Frutto di questa concentrazione dello spirito dell’uomo sul nome del suo Signore, di questa attenzione che vuota il cuore di ogni altro pensiero e lo fa inabitare solamente dal pensiero di Dio, è la cosiddetta mnéme theou, la memoria Dei, il «ricordo di Dio». Espresso soprattutto dall’insegnamento spirituale dello Pseudo-Macario, il ricordo di Dio è un atteggiamento spirituale profondo di unificazione del cuore davanti alla presenza di Dio interiorizzata. È ricordo nel senso di custodia nel cuore, cioè nella mente e nell’intimo della persona, della presenza di Dio così che alla luce di tale presenza venga unificata e integrata nella vita interiore anche la vita esteriore dell’uomo. È ricordo alla cui luce si vive e si ricomprende il presente giudicandolo nella fede. La memoria Dei diviene così la matrice del discernimento che forgia la sapienza spirituale e rende l’uomo capace di vivere ogni atto e ogni parola alla luce del terzo che il credente fa regnare in ogni relazione: Dio. L’uomo spirituale autorevole nasce da questa vivificante memoria.

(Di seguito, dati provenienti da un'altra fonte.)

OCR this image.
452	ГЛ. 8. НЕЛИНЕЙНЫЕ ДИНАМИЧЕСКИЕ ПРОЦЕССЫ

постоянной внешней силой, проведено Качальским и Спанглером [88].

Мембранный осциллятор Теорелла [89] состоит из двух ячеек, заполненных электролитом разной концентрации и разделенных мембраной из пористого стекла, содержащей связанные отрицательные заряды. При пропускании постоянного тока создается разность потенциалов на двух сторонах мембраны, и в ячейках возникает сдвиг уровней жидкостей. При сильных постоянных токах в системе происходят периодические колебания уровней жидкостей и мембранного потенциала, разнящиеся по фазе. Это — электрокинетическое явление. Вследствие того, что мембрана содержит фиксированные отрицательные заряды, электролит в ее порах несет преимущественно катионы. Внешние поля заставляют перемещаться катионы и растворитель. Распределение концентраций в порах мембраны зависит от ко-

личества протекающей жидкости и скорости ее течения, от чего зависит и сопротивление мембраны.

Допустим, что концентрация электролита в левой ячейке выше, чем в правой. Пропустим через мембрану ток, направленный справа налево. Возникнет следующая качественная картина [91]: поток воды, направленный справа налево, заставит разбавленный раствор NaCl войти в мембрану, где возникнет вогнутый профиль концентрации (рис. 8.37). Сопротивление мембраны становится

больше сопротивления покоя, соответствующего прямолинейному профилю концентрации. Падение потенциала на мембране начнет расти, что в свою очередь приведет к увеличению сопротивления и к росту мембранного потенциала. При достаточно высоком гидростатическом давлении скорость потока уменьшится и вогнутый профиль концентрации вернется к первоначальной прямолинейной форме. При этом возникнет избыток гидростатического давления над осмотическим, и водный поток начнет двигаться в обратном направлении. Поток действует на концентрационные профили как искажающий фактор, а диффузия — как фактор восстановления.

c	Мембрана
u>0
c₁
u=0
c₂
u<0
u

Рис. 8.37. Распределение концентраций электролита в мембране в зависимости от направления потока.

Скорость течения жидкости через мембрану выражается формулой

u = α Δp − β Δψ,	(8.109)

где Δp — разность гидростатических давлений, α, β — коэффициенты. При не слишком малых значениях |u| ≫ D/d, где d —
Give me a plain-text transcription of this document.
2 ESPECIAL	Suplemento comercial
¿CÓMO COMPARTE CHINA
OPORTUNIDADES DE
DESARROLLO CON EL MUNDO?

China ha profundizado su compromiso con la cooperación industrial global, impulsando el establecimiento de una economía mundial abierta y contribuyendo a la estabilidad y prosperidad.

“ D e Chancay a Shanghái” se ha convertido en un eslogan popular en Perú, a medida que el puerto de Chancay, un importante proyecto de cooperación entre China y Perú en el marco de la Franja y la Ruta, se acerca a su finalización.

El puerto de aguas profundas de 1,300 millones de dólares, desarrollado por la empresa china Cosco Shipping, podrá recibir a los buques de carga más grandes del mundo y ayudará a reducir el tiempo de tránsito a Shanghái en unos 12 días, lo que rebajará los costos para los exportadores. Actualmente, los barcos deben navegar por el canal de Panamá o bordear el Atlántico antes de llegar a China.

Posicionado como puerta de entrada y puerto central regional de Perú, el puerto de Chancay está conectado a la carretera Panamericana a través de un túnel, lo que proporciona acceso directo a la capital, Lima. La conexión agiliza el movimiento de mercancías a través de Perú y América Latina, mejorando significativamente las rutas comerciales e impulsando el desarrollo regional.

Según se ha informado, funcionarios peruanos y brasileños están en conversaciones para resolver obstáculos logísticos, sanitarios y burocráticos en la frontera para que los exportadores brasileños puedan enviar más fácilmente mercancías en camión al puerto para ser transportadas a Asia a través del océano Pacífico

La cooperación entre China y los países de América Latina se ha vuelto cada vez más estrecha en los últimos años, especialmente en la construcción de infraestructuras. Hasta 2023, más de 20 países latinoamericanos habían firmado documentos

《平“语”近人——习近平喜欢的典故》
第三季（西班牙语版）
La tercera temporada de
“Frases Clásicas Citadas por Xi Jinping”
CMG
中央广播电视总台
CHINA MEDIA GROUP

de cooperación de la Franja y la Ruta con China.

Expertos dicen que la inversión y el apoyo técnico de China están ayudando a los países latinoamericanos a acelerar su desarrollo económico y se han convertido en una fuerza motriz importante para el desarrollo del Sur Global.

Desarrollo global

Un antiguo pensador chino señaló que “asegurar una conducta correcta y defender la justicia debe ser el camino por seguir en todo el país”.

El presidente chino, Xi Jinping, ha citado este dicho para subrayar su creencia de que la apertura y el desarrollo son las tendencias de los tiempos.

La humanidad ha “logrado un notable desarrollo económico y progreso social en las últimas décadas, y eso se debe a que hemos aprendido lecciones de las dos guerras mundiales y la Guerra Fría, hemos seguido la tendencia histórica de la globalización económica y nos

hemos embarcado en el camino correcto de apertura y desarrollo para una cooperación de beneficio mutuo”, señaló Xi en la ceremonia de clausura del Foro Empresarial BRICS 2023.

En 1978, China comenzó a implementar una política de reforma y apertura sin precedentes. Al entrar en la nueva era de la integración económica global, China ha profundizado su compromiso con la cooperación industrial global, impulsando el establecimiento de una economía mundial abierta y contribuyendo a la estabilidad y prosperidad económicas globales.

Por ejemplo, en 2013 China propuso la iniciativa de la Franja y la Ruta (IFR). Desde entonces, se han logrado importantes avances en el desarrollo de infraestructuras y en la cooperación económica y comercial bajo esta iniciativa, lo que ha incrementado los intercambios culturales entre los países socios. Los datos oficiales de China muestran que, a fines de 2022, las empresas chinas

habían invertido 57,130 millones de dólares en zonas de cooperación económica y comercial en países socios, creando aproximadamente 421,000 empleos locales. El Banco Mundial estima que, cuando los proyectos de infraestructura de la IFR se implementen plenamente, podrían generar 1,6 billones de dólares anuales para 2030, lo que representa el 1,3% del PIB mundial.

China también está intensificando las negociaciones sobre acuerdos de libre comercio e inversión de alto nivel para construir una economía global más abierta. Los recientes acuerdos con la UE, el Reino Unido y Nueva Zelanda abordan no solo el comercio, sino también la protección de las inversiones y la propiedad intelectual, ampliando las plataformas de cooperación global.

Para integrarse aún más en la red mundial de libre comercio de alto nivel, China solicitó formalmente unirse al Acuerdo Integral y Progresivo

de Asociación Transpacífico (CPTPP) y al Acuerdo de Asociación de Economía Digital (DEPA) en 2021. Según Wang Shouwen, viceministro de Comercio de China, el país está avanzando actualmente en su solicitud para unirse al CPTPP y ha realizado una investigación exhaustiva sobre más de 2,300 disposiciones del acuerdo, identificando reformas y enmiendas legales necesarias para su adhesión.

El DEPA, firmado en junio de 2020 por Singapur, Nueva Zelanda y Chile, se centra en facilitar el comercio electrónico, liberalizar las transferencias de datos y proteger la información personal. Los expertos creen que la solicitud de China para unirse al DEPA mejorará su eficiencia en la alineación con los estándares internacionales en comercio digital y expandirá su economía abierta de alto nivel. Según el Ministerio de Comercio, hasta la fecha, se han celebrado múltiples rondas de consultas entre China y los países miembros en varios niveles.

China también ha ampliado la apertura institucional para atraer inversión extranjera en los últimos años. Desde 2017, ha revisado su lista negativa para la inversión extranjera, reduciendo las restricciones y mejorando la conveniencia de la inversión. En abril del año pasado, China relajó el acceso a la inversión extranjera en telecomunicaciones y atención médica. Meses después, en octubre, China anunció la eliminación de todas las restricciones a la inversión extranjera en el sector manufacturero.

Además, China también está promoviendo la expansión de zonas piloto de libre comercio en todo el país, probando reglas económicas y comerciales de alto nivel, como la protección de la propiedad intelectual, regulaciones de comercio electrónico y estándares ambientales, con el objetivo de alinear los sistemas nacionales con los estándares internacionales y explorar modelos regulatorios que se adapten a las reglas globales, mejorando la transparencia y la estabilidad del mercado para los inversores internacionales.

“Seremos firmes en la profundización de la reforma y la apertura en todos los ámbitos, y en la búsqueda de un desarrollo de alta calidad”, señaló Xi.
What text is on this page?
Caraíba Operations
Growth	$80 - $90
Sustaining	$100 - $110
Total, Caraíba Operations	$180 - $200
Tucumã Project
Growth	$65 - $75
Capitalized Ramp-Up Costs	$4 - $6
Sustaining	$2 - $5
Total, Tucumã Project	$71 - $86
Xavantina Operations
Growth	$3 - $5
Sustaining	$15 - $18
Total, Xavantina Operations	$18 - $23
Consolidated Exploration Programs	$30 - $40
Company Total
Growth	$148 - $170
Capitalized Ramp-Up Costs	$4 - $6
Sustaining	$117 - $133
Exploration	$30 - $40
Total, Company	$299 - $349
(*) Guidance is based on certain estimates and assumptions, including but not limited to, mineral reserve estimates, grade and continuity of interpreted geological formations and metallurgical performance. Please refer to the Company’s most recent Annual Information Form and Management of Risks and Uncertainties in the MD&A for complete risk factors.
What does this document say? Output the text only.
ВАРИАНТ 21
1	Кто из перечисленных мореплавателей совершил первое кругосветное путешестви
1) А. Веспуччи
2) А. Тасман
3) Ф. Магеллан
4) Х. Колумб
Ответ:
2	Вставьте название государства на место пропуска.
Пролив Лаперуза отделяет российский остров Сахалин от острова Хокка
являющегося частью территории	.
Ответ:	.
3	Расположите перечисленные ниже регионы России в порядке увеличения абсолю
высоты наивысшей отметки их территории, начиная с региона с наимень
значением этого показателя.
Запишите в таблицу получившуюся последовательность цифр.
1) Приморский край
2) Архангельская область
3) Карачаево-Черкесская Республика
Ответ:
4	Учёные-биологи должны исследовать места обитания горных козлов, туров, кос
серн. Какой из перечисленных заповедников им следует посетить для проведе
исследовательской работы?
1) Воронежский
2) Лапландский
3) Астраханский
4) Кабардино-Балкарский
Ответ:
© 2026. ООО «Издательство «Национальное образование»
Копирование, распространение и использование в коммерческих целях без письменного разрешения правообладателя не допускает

È memoria che si associa ad amore, carità, zelo, ardore, compunzione, nei confronti di Dio stesso. Dice lo Pseudo-Macario: «Il cristiano deve sempre custodire il ricordo di Dio, perché non deve amare Dio solamente in chiesa ma anche camminando, parlando, mangiando». Questa memoria diviene presenza interiore, dunque preghiera, cioè vita davanti a Dio e nella coscienza di tale presenza. Il credente è così reso «dimora del Signore», come afferma l’apostolo Paolo. Ovvio allora che tale memoria non sia semplicemente un movimento psicologico: in effetti essa è azione dello Spirito santo. Il quarto Vangelo, per cui lo Spirito ha la funzione di «insegnare e ricordare» (Giovanni 14,26), afferma che lo Spirito insegnerà e ricorderà «tutto» ciò che Gesù ha detto e fatto. Lo Spirito appare dunque memoria di totalità. Ma questa totalità non è data dalla somma di gesti compiuti e di parole pronunciate e fissate nella Scrittura, bensì dalla presenza stessa di Gesù. È memoria delle parole e del silenzio di Gesù, del detto e del non detto, del compiuto e del non compiuto, del già e del non ancora, dunque anche di ciò che ancora non vi è stato. Opera dello Spirito, questa memoria è anche profezia. Essa guida a quella consonanza profonda con Cristo, con ciò che sta a monte del suo parlare e del suo agire, che infonde nel credente la capacità di obbedire creativamente all’Evangelo, guidato dallo Spirito che fa abitare in lui il Cristo. Questa memoria Dei cela in sé un’attitudine di riconoscenza e di ringraziamento, di fedeltà e di impegno, di dedizione e di speranza. È memoria che unifica il passato, dà luce e senso al presente e apre all’attesa e alla speranza per il futuro. Capiamo perché Gregorio Sinaita (XIV secolo) abbia potuto affermare che il comando «Ricordati del Signore tuo Dio in ogni tempo» è il più fondamentale di tutti i comandi. È grazie ad esso, infatti, che gli altri possono essere adempiuti.